Does Farmer and Pettine know that a sense of urgency can do wonders?

For some unknown reason, which will probably end up costing him his job, Browns General Manager Ray Farmer thinks it’s beneath him to have a sense of urgency to find a way to get the struggling team to start winning and get things turned around.
 
Perhaps it would get him jump-started in that direction – and perhaps not, because he thinks he’s always the smartest guy in the room – if he knew that Bill Belichick once had a sense of urgency for him and his team, and he let everybody know such.
 
In fact, it launched both to greatness.
 
Belichick was just 37-45 for his five years (1991-95) with the Browns, with but one playoff appearance, in his first head coaching job. In addition to the losing, he left Cleveland with the reputation of having a negative personality that made him hard, if not almost impossible, to get along with.
 
Not winning is bad enough. Being irascible to boot simply made matters worse.
 
Hiring him, then, was viewed as being as being a public relations disaster both on and off the field.
 
But give New England Patriots owner Robert Kraft a lot of credit. Following the 1999 season, in which his Pete Carroll-coached team finished 8-8 and missed the playoffs, he saw in Belichick the same guy Art Modell saw when he hired him in Cleveland – that is, a determined, organized, detailed-oriented genius with a specific plan and a work ethic that made him truly special.
   
So Kraft, needing a coach after firing Carroll, hired Belichick.
 
Then disaster ensued.
 
The Patriots lost their first four games in that initial season of 2000, exhibiting the same offensively-challenged look that dogged Belichick in Cleveland as they scored 16, 19, 13 and three points.
 
The offense eventually got better – but not much — as the Pats went 5-7 the rest of the way to finish 5-11. Included in those final 12 games was a 19-11 loss at Cleveland to a Doug Pederson-quarterbacked Browns team that broke a seven-game losing on its way to a 3-13 finish.
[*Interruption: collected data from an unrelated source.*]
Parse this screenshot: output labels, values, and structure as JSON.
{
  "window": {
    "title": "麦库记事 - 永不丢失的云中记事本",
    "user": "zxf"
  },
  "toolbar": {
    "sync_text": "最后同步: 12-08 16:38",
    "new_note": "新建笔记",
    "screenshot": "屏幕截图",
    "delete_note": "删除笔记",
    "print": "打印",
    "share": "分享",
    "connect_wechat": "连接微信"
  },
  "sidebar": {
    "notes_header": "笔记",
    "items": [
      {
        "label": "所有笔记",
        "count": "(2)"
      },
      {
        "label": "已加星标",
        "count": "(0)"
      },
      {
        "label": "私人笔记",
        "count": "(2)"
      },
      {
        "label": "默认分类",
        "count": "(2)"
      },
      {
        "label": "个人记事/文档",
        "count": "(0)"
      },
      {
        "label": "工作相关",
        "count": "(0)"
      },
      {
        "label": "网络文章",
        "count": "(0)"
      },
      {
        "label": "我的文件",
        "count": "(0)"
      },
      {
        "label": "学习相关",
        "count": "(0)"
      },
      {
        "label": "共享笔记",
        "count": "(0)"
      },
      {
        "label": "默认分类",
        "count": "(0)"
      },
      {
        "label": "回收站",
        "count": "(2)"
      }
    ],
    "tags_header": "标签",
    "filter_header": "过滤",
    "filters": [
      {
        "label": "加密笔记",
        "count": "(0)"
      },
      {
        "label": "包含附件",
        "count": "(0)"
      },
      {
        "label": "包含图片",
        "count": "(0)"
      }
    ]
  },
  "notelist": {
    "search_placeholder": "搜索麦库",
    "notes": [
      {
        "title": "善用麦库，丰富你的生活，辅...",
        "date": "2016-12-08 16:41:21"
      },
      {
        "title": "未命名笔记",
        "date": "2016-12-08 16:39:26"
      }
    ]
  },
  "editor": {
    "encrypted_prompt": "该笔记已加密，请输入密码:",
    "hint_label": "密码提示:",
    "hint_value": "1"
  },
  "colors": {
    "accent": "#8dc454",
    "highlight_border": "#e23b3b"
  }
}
After handcuffing the New England offense, the Cleveland defense gave up 44, 48 and 35 points in successive weeks as the club lost its last five games.
 
So losing to the Browns was the lowest of lows.
 
The fans and media members in Boston, who weren’t exactly hopeful when Belichick was hired based on what had happened to him with the Browns, started to dog him even more.
 
The start of the 2001 season served only to feed that emotion. In three of the four games in going 1-3, the Pats struggled gain – mightily so – on offense, scoring 17, 10 and three points.
 
Adding even more fuel to the fire was the fact that after two games, both losses, Belichick did what he did in Cleveland in 1993 with Bernie Kosar and Todd Philcox in benching a popular, successful veteran quarterback in Drew Bledsoe, who started against the Browns in the playoff loss at Cleveland in 1994, and replacing him with a young, virtual unknown in Tom Brady. Brady, a sixth-round pick in the 2000 NFL Draft, had played in just one game as a rookie, going 1 of 3 passing for 6 yards.
 
Brady won his first start, interestingly enough over Peyton Manning and the Indianapolis Colts, in lopsided fashion, then lost in lopsided fashion to the Miami Dolphins the following week.
 
With the San Diego Chargers, who were rolling along with a 3-1 record even though they were coming off a 20-16 loss to the Browns, coming to town, Belichick realized the need for a sense of urgency and laid it on the line to his team in a meeting.
 
“Guys, if we don’t get this thing turned around, we’re all going to get fired,” he said.
 
With Brady having a breakout game by throwing for 364 yards and two touchdowns, including one with just 36 seconds left in regulation to tie the score, the Pats rallied from a 10-point fourth-quarter deficit to win 29-26 in overtime.
 
That huge, huge victory was the turning point in Belichick’s career, and the New England franchise. It launched what is now a decade and a half-long run of success.
 
The Pats won eight of their final 10 in 2001, including their last five (and a 27-16 decision over the Browns), to finish 11-5. They went on to win the Super Bowl, the first of three such titles in a four-year period.
 
They’ve made it to three other Super Bowls since then, winning one (last year over Carroll’s Seattle Seahawks) and are 8-0 this season looking almost unbeatable.
 
The Pats are one of the NFL’s dynasties, and Belichick is regarded as the greatest coach in the league and one of the greatest ever.
 
It doesn’t get much better than that.
 
All because of a sense of urgency.
 
If only Farmer, and head coach Mike Pettine as well, felt that same urgent need to start winning now.
 
The fact Pettine thinks playing Josh McCown, who is 2-15 in his last 17 starts, gives the Browns their best chance to win, makes him about as culpable for this laissez-faire attitude as the GM with whom he can’t get along.